Lo anterior, habida cuenta que entre las partes existe una discrepancia sobre tal ítem, toda vez que mientras el avalúo indemnizatorio que presentó la demandante ascendió a la cifra de $576.814.655 m/cte., la parte convocada manifestó en su alzada que debe ser mayor tanto desde el análisis que se imprima sobre dicha experticia conforme se indicó en el reparo a), como por el efecto propio de la indexación de ese rubro como se aludió en reproche b) de la apelación. 4.3.4.1.
Con todo, para efectos de resolver sobre el primero de tales motivos de censura, al revisarse de forma exhaustiva la prueba pericial aportada por el extremo activo, se observa que esta, en primera medida, no fue objetada en ningún momento por la recurrente. Inclusive, ante el hecho de que las personas vinculadas se opusieron a la solicitud de expropiación, salta a la vista que, aunque en proveído de 21 de febrero de 202417 en la primera instancia se les concedió termino para posibilitar ese ejercicio, dichas opositoras no emplearon esa oportunidad, al punto de incumplir la carga de allegar nueva experticia que cumpla con las condiciones del numeral 6° artículo 399 del Código General del Proceso que prevé: “Cuando el demandado esté en desacuerdo con el avalúo o considere que hay lugar a indemnización por conceptos no incluidos en él o por un mayor valor, deberá aportar un dictamen pericial elaborado por el Instituto Geográfico Agustín Codazzi (IGAC) o por una lonja de propiedad raíz, del cual se le correrá traslado al demandante por tres (3) días.

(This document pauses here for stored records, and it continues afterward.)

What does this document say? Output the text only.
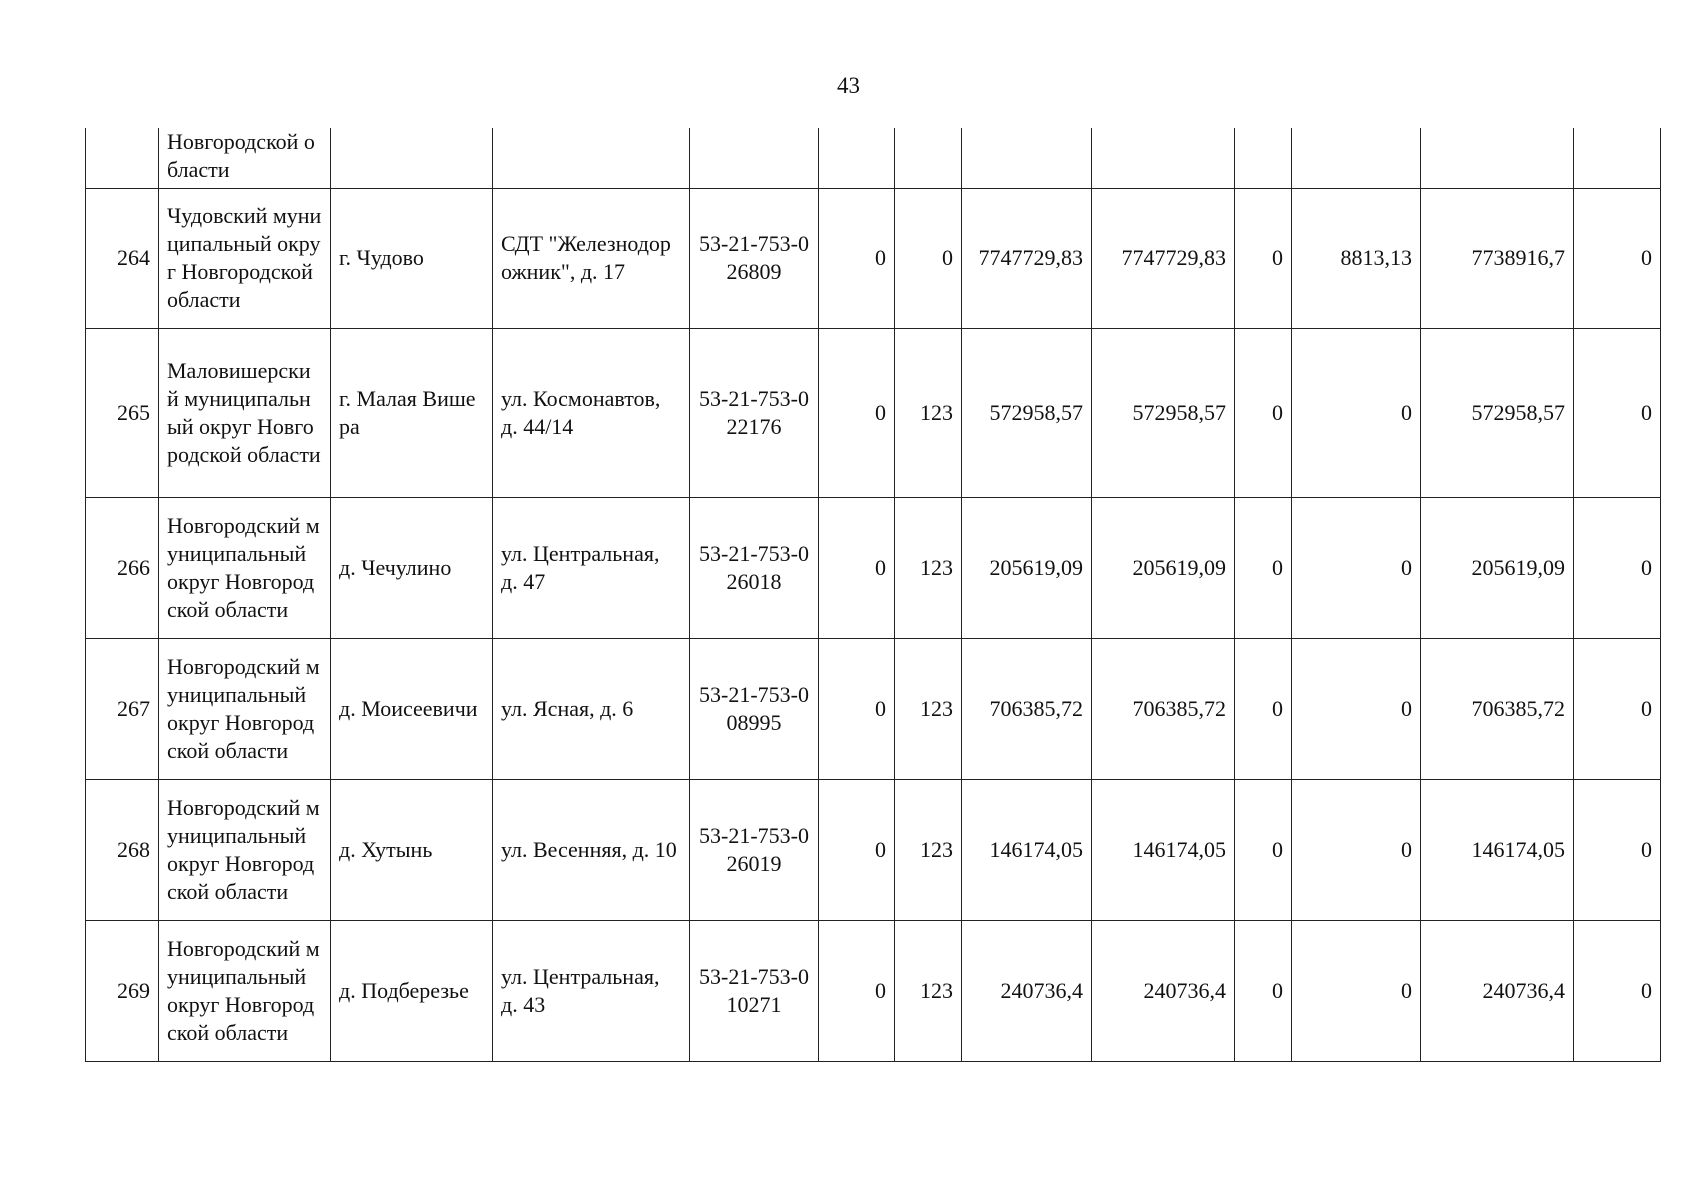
43
	Новгородской области											
264	Чудовский муниципальный округ Новгородской области	г. Чудово	СДТ "Железнодорожник", д. 17	53-21-753-026809	0	0	7747729,83	7747729,83	0	8813,13	7738916,7	0
265	Маловишерский муниципальный округ Новгородской области	г. Малая Вишера	ул. Космонавтов, д. 44/14	53-21-753-022176	0	123	572958,57	572958,57	0	0	572958,57	0
266	Новгородский муниципальный округ Новгородской области	д. Чечулино	ул. Центральная, д. 47	53-21-753-026018	0	123	205619,09	205619,09	0	0	205619,09	0
267	Новгородский муниципальный округ Новгородской области	д. Моисеевичи	ул. Ясная, д. 6	53-21-753-008995	0	123	706385,72	706385,72	0	0	706385,72	0
268	Новгородский муниципальный округ Новгородской области	д. Хутынь	ул. Весенняя, д. 10	53-21-753-026019	0	123	146174,05	146174,05	0	0	146174,05	0
269	Новгородский муниципальный округ Новгородской области	д. Подберезье	ул. Центральная, д. 43	53-21-753-010271	0	123	240736,4	240736,4	0	0	240736,4	0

Si no se presenta el avalúo, se rechazará de plano la objeción formulada. A petición de la parte interesada y sin necesidad de orden judicial, el Instituto Geográfico Agustín Codazzi (IGAC) rendirá las experticias que se le soliciten, para lo cual el solicitante deberá acreditar la oferta formal de compra que haya realizado la entidad.” (Énfasis de la Sala) Deber suasorio que, como ya se expuso, no fue observado por las mejoratarias.
Lo que en últimas significa que la pasiva no cumplió con la carga de probar las deficiencias de las que adolecería el dictamen, o el mayor valor de la indemnización que debía determinarse. 4.3.4.2. En todo caso, aunque lo anterior resultara suficiente para despachar desfavorablemente el reparo a), ante el análisis oficioso que debe emprender la Sala sobre la experticia que fundó la decisión de primer grado, se advierte que dicho medio de demostración incluyó de manera objetiva los siguientes elementos: i) la fecha de su elaboración; ii) la forma como se 17 Archivo “032AutoRechazaExcepcionesConcedeTerminoDictamen”, carpeta “009_009NuevoEnvíoJuzgado”. determinó el valor del terreno y sus mejoras o anexidades; y iii) los motivos que justificaron la inclusión del monto del que trata el canon 21 de la Resolución 620 de 2008.

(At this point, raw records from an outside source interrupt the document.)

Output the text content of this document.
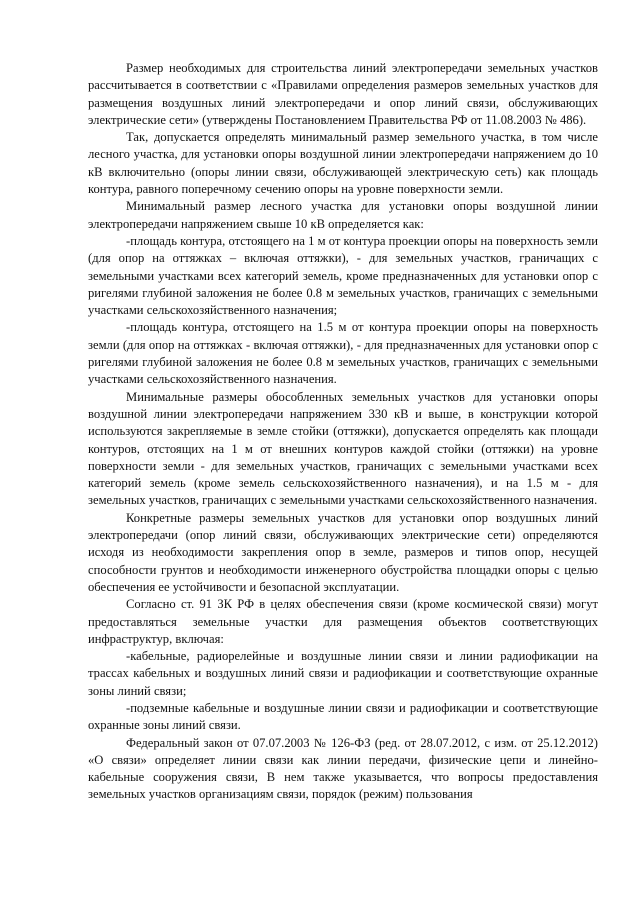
Размер необходимых для строительства линий электропередачи земельных участков рассчитывается в соответствии с «Правилами определения размеров земельных участков для размещения воздушных линий электропередачи и опор линий связи, обслуживающих электрические сети» (утверждены Постановлением Правительства РФ от 11.08.2003 № 486).

Так, допускается определять минимальный размер земельного участка, в том числе лесного участка, для установки опоры воздушной линии электропередачи напряжением до 10 кВ включительно (опоры линии связи, обслуживающей электрическую сеть) как площадь контура, равного поперечному сечению опоры на уровне поверхности земли.

Минимальный размер лесного участка для установки опоры воздушной линии электропередачи напряжением свыше 10 кВ определяется как:

-площадь контура, отстоящего на 1 м от контура проекции опоры на поверхность земли (для опор на оттяжках – включая оттяжки), - для земельных участков, граничащих с земельными участками всех категорий земель, кроме предназначенных для установки опор с ригелями глубиной заложения не более 0.8 м земельных участков, граничащих с земельными участками сельскохозяйственного назначения;

-площадь контура, отстоящего на 1.5 м от контура проекции опоры на поверхность земли (для опор на оттяжках - включая оттяжки), - для предназначенных для установки опор с ригелями глубиной заложения не более 0.8 м земельных участков, граничащих с земельными участками сельскохозяйственного назначения.

Минимальные размеры обособленных земельных участков для установки опоры воздушной линии электропередачи напряжением 330 кВ и выше, в конструкции которой используются закрепляемые в земле стойки (оттяжки), допускается определять как площади контуров, отстоящих на 1 м от внешних контуров каждой стойки (оттяжки) на уровне поверхности земли - для земельных участков, граничащих с земельными участками всех категорий земель (кроме земель сельскохозяйственного назначения), и на 1.5 м - для земельных участков, граничащих с земельными участками сельскохозяйственного назначения.

Конкретные размеры земельных участков для установки опор воздушных линий электропередачи (опор линий связи, обслуживающих электрические сети) определяются исходя из необходимости закрепления опор в земле, размеров и типов опор, несущей способности грунтов и необходимости инженерного обустройства площадки опоры с целью обеспечения ее устойчивости и безопасной эксплуатации.

Согласно ст. 91 ЗК РФ в целях обеспечения связи (кроме космической связи) могут предоставляться земельные участки для размещения объектов соответствующих инфраструктур, включая:

-кабельные, радиорелейные и воздушные линии связи и линии радиофикации на трассах кабельных и воздушных линий связи и радиофикации и соответствующие охранные зоны линий связи;

-подземные кабельные и воздушные линии связи и радиофикации и соответствующие охранные зоны линий связи.

Федеральный закон от 07.07.2003 № 126-ФЗ (ред. от 28.07.2012, с изм. от 25.12.2012) «О связи» определяет линии связи как линии передачи, физические цепи и линейно-кабельные сооружения связи, В нем также указывается, что вопросы предоставления земельных участков организациям связи, порядок (режим) пользования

Razones que, por demás, fueron suficientes para argumentar cuantitativamente el valor de la zona de terreno que se entregó provisionalmente, de las mejoras que le son propias, sus anexidades, cultivos y demás elementos allí obrantes. Habida cuenta que, además de que su existencia no fue materia de disputa, el simple paso del tiempo era apto para determinar la valoración del predio, inclusive por las obras que en la actualidad se desarrollan en el sector, y por las que tuvo lugar esta acción de expropiación. 4.3.4.3.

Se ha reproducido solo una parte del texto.